Sunday, May 6, 2012

Norway Dumps Ireland, Portugal Bonds on Euro Crisis Concern

Norway’s sovereign wealth fund sold all its Irish and Portuguese government bonds after rejecting the Greek debt swap and warned that Europe faces considerable challenges.


The $610 billion Government Pension Fund Global returned 7.1 percent, or 234 billion kroner ($41 billion), as measured by a basket of currencies, in the first quarter, the Oslo-based investor said today. Its equity holdings gained 11 percent while its fixed-income investments rose 1.6 percent.

The fund, which voted against Greece’s debt swap this year because it disagreed with being subordinated to the European Central Bank, also said it reduced debt holdings in Italy and Spain amid a broader strategy to cut investments in Europe.

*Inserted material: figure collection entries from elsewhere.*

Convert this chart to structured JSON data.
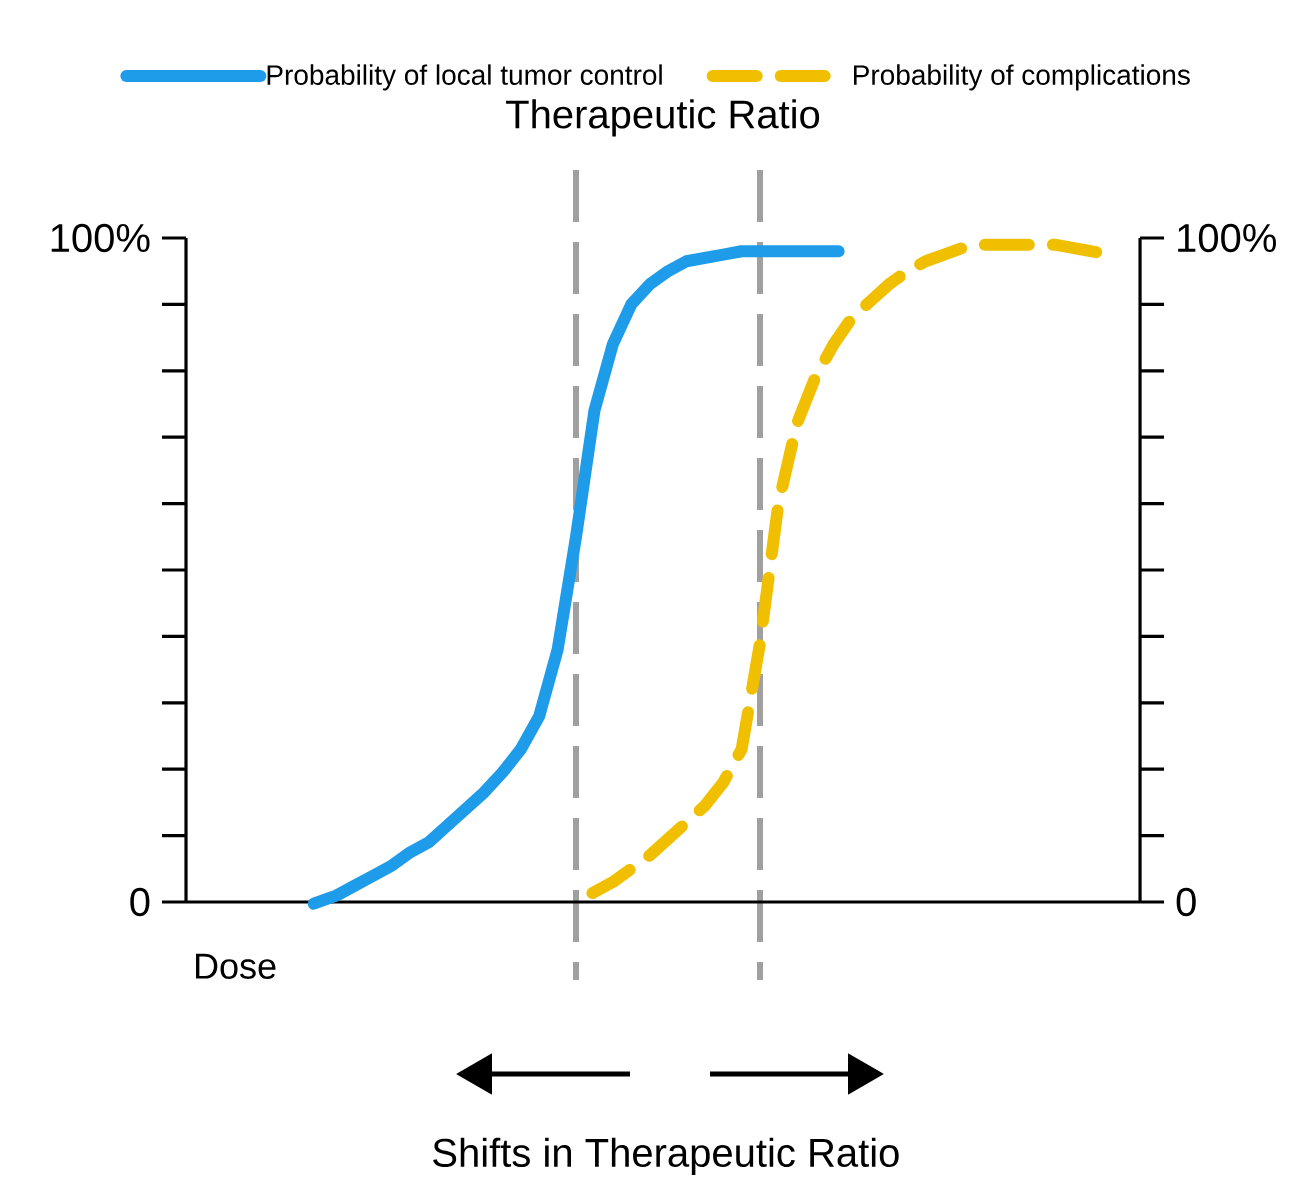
{
  "chart_data": {
    "type": "line",
    "title": "Therapeutic Ratio",
    "xlabel": "Dose",
    "categories": [
      null,
      null,
      null,
      null,
      null,
      null,
      null,
      null,
      null,
      null,
      null,
      null,
      null,
      null,
      null,
      null,
      null,
      null,
      null,
      null,
      null,
      null,
      null,
      null,
      null,
      null,
      null,
      null,
      null,
      null,
      null,
      null,
      null,
      null,
      null,
      null,
      null,
      null,
      null,
      null,
      null,
      null,
      null,
      null,
      null,
      null,
      null,
      null,
      null,
      null,
      null
    ],
    "series": [
      {
        "name": "Probability of local tumor control",
        "color": "#1e9be9",
        "line_style": "solid",
        "values": [
          null,
          null,
          null,
          null,
          null,
          null,
          0,
          1,
          2.5,
          4,
          5.5,
          7.5,
          9,
          11.5,
          14,
          16.5,
          19.5,
          23,
          28,
          38,
          55,
          74,
          84,
          90,
          93,
          95,
          96.5,
          97,
          97.5,
          98,
          98,
          98,
          98,
          98,
          98,
          null,
          null,
          null,
          null,
          null,
          null,
          null,
          null,
          null,
          null,
          null,
          null,
          null,
          null,
          null,
          null
        ]
      },
      {
        "name": "Probability of complications",
        "color": "#f0c000",
        "line_style": "dashed",
        "values": [
          null,
          null,
          null,
          null,
          null,
          null,
          null,
          null,
          null,
          null,
          null,
          null,
          null,
          null,
          null,
          null,
          null,
          null,
          null,
          null,
          0,
          1.5,
          3,
          5,
          7,
          9.5,
          12,
          14.5,
          18,
          23,
          39,
          60,
          72,
          79,
          84,
          88,
          90.5,
          93,
          95,
          96.5,
          97.5,
          98.5,
          99,
          99,
          99,
          99,
          99,
          98.5,
          98,
          null,
          null
        ]
      }
    ],
    "ylim": [
      0,
      100
    ],
    "yticks": [
      0,
      {
        "value": 10,
        "label": null
      },
      {
        "value": 20,
        "label": null
      },
      {
        "value": 30,
        "label": null
      },
      {
        "value": 40,
        "label": null
      },
      {
        "value": 50,
        "label": null
      },
      {
        "value": 60,
        "label": null
      },
      {
        "value": 70,
        "label": null
      },
      {
        "value": 80,
        "label": null
      },
      {
        "value": 90,
        "label": null
      },
      {
        "value": 100,
        "label": "100%"
      }
    ],
    "y2lim": [
      0,
      100
    ],
    "y2ticks": [
      0,
      {
        "value": 10,
        "label": null
      },
      {
        "value": 20,
        "label": null
      },
      {
        "value": 30,
        "label": null
      },
      {
        "value": 40,
        "label": null
      },
      {
        "value": 50,
        "label": null
      },
      {
        "value": 60,
        "label": null
      },
      {
        "value": 70,
        "label": null
      },
      {
        "value": 80,
        "label": null
      },
      {
        "value": 90,
        "label": null
      },
      {
        "value": 100,
        "label": "100%"
      }
    ],
    "annotations": [
      "Shifts in Therapeutic Ratio"
    ],
    "legend": "top",
    "grid": false
  }
}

The fund added government bonds from emerging markets such as Brazil, Mexico and India. “Predictability is important for a long-term investor and the euro-area faces considerable structural and monetary challenges,” Yngve Slyngstad, chief executive officer of Norges Bank Investment Management, said in a statement.

Stocks jumped globally in the quarter after the European Central Bank stepped in with more than $1 trillion in three-year loans to the region’s banks.

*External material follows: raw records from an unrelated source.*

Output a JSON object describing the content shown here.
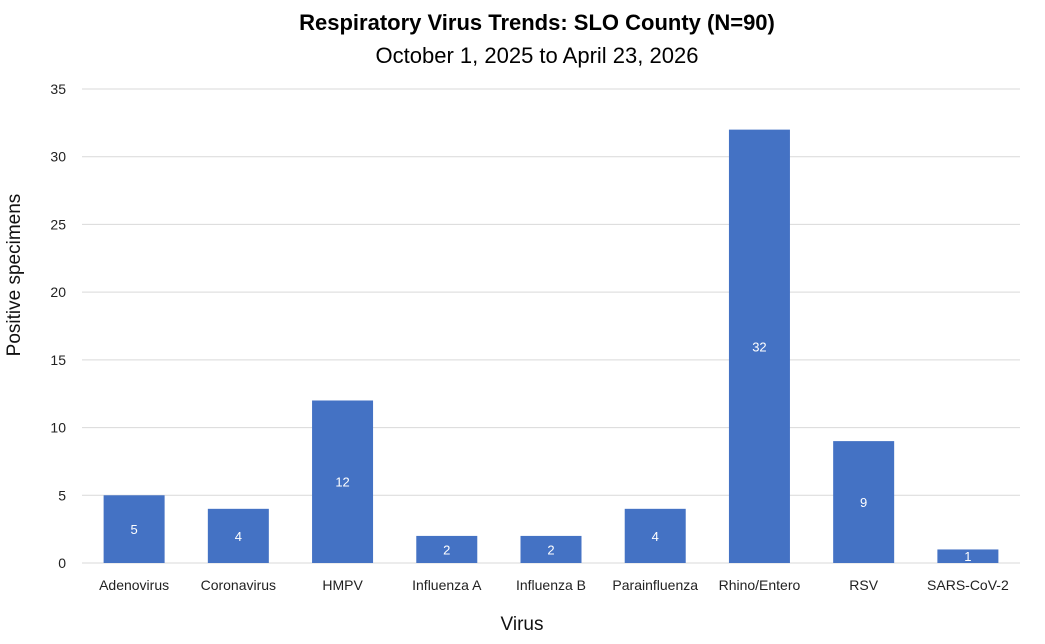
{
  "chart_data": {
    "type": "bar",
    "title": "Respiratory Virus Trends: SLO County (N=90)",
    "subtitle": "October 1, 2025 to April 23, 2026",
    "xlabel": "Virus",
    "ylabel": "Positive specimens",
    "categories": [
      "Adenovirus",
      "Coronavirus",
      "HMPV",
      "Influenza A",
      "Influenza B",
      "Parainfluenza",
      "Rhino/Entero",
      "RSV",
      "SARS-CoV-2"
    ],
    "values": [
      5,
      4,
      12,
      2,
      2,
      4,
      32,
      9,
      1
    ],
    "ylim": [
      0,
      35
    ],
    "yticks": [
      0,
      5,
      10,
      15,
      20,
      25,
      30,
      35
    ],
    "grid": true,
    "legend": "none",
    "bar_color": "#4472C4",
    "data_labels": true
  }
}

The rally was tempered toward the end after Spain announced in March it would miss a deficit target and as austerity measures dragged euro-region economies into a recession and boosted unemployment to a 15-year high.

Biggest Restructuring

Greece pushed through the biggest sovereign debt restructuring in history in the period, with private investors writing off more than 100 billion euros of debt.

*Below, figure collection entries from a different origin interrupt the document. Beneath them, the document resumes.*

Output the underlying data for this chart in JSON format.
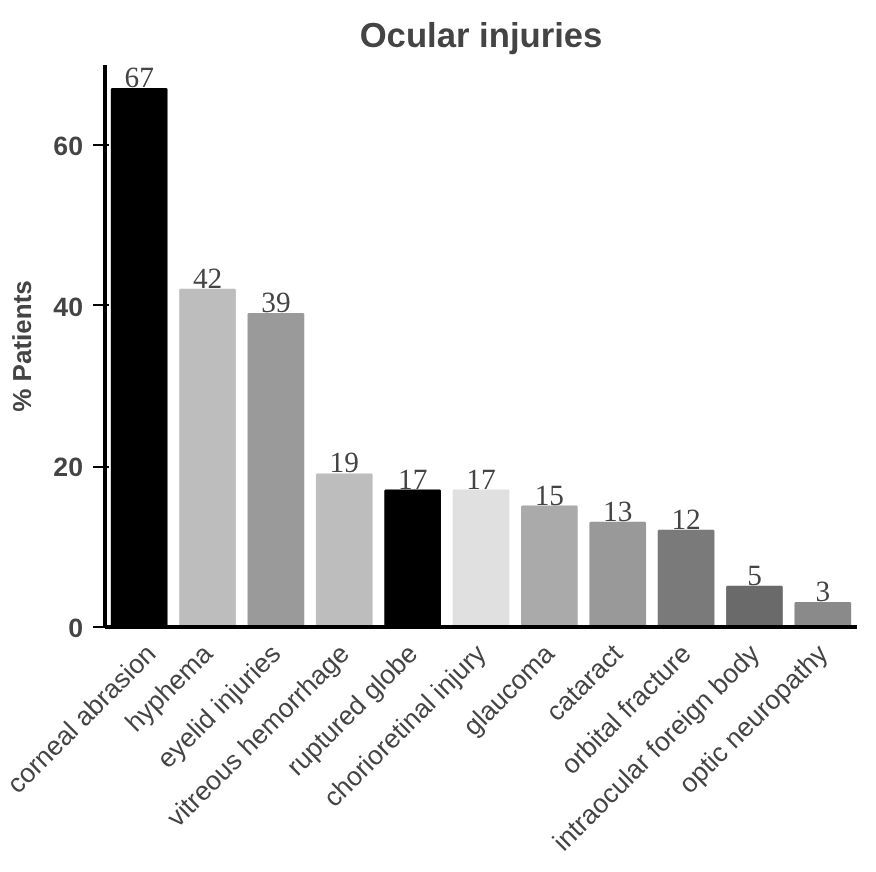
{
  "chart_data": {
    "type": "bar",
    "title": "Ocular injuries",
    "ylabel": "% Patients",
    "categories": [
      "corneal abrasion",
      "hyphema",
      "eyelid injuries",
      "vitreous hemorrhage",
      "ruptured globe",
      "chorioretinal injury",
      "glaucoma",
      "cataract",
      "orbital fracture",
      "intraocular foreign body",
      "optic neuropathy"
    ],
    "values": [
      67,
      42,
      39,
      19,
      17,
      17,
      15,
      13,
      12,
      5,
      3
    ],
    "colors": [
      "#000000",
      "#bdbdbd",
      "#9a9a9a",
      "#bdbdbd",
      "#000000",
      "#e0e0e0",
      "#aaaaaa",
      "#999999",
      "#7a7a7a",
      "#6a6a6a",
      "#8a8a8a"
    ],
    "ylim": [
      0,
      70
    ],
    "yticks": [
      0,
      20,
      40,
      60
    ],
    "data_labels": true,
    "grid": false
  }
}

That decision spurred European finance ministers to approve a second bailout package for the nation of 130 billion euros. The fund said that it held 1.3 billion kroner in Greek bonds before the debt swap.

Its holdings in Italian government debt fell to 26.6 billion kroner from 33 billion kroner at the end of 2011, while Spanish debt declined to 15.6 billion kroner from 18 billion kroner.

“It is not only those five countries but in addition we are looking at the situation as a whole,” Slyngstad said in an interview.

“We are concerned about the situation in the euro area,” he said. “In many countries there are macroeconomic challenges.”

The fund’s investments in euro-denominated government bonds declined to 39 percent of the fund at the end of March from 43 percent at the end of last year.

The holdings returned 2.9 percent in local currency in the quarter, the fund said. “We have sold proportionally more of government bonds in southern Europe than in other countries,” he said.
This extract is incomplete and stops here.